The Department continues to work closely with NHS England to address the covid-19 waiting times backlog—104-week waits were virtually eliminated, in line with the elective recovery plan, and the NHS is making good progress to address 78-week waits by April 2023. In support of this:

A further 50 surgical hubs were given the go-ahead over the summer, in addition to the existing 91 surgical hubs;

A further seven community diagnostic centres were given the go-ahead.

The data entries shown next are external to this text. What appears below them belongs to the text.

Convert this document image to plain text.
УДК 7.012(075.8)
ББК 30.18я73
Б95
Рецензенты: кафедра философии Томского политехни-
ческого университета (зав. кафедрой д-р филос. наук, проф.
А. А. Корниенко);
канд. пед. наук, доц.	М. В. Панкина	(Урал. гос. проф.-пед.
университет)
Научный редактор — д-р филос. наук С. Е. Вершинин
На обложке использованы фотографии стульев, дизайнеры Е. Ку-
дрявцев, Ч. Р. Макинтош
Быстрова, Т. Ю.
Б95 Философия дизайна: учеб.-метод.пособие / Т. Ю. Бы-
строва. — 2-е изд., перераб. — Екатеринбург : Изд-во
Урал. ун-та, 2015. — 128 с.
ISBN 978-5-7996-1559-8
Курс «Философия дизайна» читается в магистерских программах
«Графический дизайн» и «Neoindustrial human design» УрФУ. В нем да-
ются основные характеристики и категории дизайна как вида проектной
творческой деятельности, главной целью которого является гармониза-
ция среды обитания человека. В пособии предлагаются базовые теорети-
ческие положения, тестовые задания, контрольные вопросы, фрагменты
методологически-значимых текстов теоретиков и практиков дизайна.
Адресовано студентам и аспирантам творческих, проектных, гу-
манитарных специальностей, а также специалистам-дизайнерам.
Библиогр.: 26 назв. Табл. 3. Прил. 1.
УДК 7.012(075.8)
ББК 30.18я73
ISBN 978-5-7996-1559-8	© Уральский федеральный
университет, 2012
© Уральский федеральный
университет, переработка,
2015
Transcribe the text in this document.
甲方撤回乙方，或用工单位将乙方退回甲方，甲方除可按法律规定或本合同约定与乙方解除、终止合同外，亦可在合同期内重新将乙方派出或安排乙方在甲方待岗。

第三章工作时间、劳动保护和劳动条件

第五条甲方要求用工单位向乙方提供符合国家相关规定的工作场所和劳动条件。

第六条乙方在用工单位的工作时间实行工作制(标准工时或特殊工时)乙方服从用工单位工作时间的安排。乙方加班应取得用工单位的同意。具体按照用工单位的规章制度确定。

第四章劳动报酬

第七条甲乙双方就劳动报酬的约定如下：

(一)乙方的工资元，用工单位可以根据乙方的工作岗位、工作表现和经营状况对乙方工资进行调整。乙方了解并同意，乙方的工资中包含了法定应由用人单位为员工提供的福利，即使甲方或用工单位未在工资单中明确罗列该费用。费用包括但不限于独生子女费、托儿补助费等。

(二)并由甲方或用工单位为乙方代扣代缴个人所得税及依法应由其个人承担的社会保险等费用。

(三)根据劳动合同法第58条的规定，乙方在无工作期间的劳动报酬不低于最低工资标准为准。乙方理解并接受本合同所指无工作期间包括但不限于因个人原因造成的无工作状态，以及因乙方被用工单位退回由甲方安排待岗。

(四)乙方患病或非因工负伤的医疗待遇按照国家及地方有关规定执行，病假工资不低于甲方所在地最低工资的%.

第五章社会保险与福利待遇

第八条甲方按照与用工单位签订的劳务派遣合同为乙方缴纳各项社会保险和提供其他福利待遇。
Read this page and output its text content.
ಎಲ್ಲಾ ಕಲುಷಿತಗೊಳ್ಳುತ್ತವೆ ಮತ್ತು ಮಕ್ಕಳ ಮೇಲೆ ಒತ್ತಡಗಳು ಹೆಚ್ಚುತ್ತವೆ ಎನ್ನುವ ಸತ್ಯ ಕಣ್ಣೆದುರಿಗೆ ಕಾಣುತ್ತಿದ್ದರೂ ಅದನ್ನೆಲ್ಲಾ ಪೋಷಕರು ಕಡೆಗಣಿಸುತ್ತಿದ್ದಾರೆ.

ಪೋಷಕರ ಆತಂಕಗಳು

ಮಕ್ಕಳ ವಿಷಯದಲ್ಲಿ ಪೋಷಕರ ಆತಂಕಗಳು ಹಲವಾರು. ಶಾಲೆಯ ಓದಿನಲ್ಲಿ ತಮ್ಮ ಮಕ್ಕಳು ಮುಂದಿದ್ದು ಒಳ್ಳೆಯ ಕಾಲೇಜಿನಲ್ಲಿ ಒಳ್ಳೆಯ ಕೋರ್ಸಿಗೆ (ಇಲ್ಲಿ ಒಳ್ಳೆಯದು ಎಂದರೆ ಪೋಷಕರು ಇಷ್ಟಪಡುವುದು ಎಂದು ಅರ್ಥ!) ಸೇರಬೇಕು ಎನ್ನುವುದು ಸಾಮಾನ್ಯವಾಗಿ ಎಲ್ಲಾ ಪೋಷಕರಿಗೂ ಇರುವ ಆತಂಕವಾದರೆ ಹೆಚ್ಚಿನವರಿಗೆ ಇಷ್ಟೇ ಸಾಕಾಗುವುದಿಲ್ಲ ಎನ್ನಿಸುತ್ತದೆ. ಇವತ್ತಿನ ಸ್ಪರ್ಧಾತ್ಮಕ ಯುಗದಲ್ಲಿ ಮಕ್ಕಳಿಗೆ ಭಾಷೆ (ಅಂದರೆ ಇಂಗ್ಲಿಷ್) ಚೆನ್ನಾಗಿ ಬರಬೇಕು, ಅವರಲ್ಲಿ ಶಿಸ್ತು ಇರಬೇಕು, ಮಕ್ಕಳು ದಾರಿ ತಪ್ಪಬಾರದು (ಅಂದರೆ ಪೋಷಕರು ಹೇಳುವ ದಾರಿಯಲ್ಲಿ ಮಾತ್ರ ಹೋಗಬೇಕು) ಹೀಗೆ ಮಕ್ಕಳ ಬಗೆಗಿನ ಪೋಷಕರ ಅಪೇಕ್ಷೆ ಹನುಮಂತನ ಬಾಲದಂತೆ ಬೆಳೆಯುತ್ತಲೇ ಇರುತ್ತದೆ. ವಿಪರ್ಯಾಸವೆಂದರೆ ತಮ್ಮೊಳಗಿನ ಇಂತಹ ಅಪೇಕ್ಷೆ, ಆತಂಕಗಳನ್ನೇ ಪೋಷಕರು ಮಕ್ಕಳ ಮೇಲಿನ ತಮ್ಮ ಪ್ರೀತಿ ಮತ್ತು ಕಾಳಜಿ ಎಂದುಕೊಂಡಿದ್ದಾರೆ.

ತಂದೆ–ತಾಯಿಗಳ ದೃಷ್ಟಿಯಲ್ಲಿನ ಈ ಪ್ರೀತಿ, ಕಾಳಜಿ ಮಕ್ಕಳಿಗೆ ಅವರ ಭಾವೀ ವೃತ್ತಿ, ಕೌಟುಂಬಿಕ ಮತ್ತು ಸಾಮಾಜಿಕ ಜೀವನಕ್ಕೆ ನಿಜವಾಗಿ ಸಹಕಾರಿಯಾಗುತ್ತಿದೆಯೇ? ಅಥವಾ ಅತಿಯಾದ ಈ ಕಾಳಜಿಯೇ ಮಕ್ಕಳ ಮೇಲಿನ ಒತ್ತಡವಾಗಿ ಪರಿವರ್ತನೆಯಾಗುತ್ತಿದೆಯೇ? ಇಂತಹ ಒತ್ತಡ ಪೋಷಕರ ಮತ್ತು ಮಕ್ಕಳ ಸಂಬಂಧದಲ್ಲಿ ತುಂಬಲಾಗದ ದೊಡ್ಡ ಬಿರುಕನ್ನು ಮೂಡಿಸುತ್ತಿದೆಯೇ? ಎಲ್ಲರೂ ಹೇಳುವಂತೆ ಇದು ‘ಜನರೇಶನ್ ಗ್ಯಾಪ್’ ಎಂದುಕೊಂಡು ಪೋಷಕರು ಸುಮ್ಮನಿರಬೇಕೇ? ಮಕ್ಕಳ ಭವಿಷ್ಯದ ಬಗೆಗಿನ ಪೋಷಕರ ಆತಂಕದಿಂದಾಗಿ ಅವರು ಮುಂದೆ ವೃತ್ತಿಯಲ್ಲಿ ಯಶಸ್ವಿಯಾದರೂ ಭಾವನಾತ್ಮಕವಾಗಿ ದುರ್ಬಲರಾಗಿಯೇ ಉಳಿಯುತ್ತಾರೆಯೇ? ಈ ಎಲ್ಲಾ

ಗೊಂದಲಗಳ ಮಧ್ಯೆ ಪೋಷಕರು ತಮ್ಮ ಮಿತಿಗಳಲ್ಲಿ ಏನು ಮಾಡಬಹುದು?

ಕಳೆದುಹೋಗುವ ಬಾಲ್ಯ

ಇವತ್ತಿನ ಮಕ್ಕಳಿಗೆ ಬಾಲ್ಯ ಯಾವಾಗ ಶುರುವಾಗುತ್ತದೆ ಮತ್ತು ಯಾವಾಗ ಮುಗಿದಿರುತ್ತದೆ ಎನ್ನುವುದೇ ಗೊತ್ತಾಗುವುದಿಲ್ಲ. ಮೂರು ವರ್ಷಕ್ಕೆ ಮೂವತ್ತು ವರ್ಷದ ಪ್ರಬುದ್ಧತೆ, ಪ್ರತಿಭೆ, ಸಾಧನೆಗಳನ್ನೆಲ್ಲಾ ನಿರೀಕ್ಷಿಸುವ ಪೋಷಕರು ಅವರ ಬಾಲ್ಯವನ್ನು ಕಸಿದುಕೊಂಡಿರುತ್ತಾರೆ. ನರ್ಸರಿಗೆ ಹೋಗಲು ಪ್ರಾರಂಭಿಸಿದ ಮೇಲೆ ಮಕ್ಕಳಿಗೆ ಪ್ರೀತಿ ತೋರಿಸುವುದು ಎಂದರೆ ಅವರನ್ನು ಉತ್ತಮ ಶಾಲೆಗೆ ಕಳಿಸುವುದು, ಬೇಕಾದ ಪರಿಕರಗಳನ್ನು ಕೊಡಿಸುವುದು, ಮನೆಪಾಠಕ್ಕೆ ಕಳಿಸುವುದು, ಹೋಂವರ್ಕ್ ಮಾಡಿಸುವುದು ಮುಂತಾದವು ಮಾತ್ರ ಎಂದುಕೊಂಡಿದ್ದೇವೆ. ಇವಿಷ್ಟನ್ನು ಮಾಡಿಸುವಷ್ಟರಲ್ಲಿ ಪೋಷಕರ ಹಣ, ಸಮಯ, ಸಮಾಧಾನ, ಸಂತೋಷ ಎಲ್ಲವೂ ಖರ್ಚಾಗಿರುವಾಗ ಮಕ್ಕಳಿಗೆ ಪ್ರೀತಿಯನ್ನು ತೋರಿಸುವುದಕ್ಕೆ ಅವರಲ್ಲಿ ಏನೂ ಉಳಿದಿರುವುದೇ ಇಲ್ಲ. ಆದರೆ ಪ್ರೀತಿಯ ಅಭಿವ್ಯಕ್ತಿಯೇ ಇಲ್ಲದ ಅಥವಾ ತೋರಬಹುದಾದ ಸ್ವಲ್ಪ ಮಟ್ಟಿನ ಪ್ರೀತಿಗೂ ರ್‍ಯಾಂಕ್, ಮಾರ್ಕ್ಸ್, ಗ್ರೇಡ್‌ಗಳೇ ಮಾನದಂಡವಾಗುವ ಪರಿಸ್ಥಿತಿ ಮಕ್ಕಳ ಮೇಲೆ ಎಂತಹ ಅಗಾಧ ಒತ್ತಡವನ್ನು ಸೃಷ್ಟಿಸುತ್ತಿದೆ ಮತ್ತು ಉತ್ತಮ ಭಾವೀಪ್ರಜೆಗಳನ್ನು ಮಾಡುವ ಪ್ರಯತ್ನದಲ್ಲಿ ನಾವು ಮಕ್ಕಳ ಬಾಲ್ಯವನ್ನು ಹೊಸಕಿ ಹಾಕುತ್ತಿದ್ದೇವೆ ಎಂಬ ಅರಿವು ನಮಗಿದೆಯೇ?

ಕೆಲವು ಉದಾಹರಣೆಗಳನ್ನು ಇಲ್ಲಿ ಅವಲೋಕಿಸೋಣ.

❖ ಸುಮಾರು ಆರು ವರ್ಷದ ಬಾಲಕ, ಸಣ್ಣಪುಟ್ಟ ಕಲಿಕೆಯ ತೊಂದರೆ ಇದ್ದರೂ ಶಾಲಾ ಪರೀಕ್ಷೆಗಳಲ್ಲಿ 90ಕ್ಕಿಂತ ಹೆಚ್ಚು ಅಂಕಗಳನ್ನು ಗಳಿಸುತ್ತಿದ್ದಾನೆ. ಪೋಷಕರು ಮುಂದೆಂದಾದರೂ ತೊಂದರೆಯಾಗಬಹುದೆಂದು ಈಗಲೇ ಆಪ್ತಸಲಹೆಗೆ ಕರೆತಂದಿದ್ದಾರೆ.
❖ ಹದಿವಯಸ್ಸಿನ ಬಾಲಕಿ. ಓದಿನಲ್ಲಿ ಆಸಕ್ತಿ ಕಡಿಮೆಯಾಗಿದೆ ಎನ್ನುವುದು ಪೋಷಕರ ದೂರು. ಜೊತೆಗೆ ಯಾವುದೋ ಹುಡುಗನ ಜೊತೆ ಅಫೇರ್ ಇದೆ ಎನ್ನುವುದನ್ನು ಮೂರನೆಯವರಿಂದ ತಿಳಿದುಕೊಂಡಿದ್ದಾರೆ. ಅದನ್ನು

The programme has so far delivered an extra 1.7 million tests; and

Choice of provider at the point of GP referral will be available to all patients from April 2023 at the latest, supported by information to be made available to patients through the NHS app

A number of reforms looking to the long-term needs of the NHS and care system are also now under way:

Work led by Professor John Deanfield is considering how we better embrace home testing for a wider range of conditions through a modernised NHS health check;

The National Institute for Health and Care Excellence is expediting work to consider how to improve the uptake and adoption of well-evidenced MedTech; and

Standardised, modular hospital design—delivering scale and process efficiencies—will be adopted as the default for cohorts 3 and 4 of the new hospitals programme. Enabling works for the new hospitals at Whipps Cross, Kettering and Hillingdon have been unlocked, and the strategic outline case for Shrewsbury and Telford has been approved.

Good progress continues to be made on the development of framework 15 and the NHS workforce plan. The future needs of the NHS and social care systems are best met by a workforce which is trained flexibly, which is adaptable, which embeds new roles in clinical practice, and which allows all health and care professionals to practise at the top of their competence.

Taxpayers expect the Department and the NHS to continue to be effective stewards of public money. We have therefore imposed further controls on the use of consultancy, professional services and contingent labour, with the aim of generating at least £170 million of additional savings over this financial year, with further recurrent savings thereafter. We have also instituted new mechanisms to assist transparency: more than 50,000 people work in national and local NHS organisations which do not provide direct patient care; and to help those who work in the NHS and the wider public understand more about the value delivered, we are today publishing an organogram of the Department—to be made available on a searchable platform over the coming days—followed by searchable organograms for NHS England and the other national arm’s length bodies by the end of September. Integrated care boards are being asked to emulate this approach.

There has also been progress on a number of other very important issues including:

The publication of the women’s health strategy;

The launch of the Government’s dementia mission; and

Confirmation of interim payments to those who have been infected by contaminated blood and bereaved partners

In November 2021, the Government announced it would make £50 million funding available for research into motor neurone disease over five years. Following work over the summer with DHSC and the Department for Business, Energy and Industrial Strategy, through the National Institute for Health and Care Research and UK Research and Innovation, to support researchers to access funding in a streamline and co-ordinated way, we are pleased to confirm that this funding has now been ringfenced. DHSC and BEIS welcome the opportunity to support the motor neurone disease scientific community of researchers, as they come together through a network and link through a virtual institute.

The Department has taken these actions to help the NHS and social care systems be better prepared for the winter challenges ahead and beyond.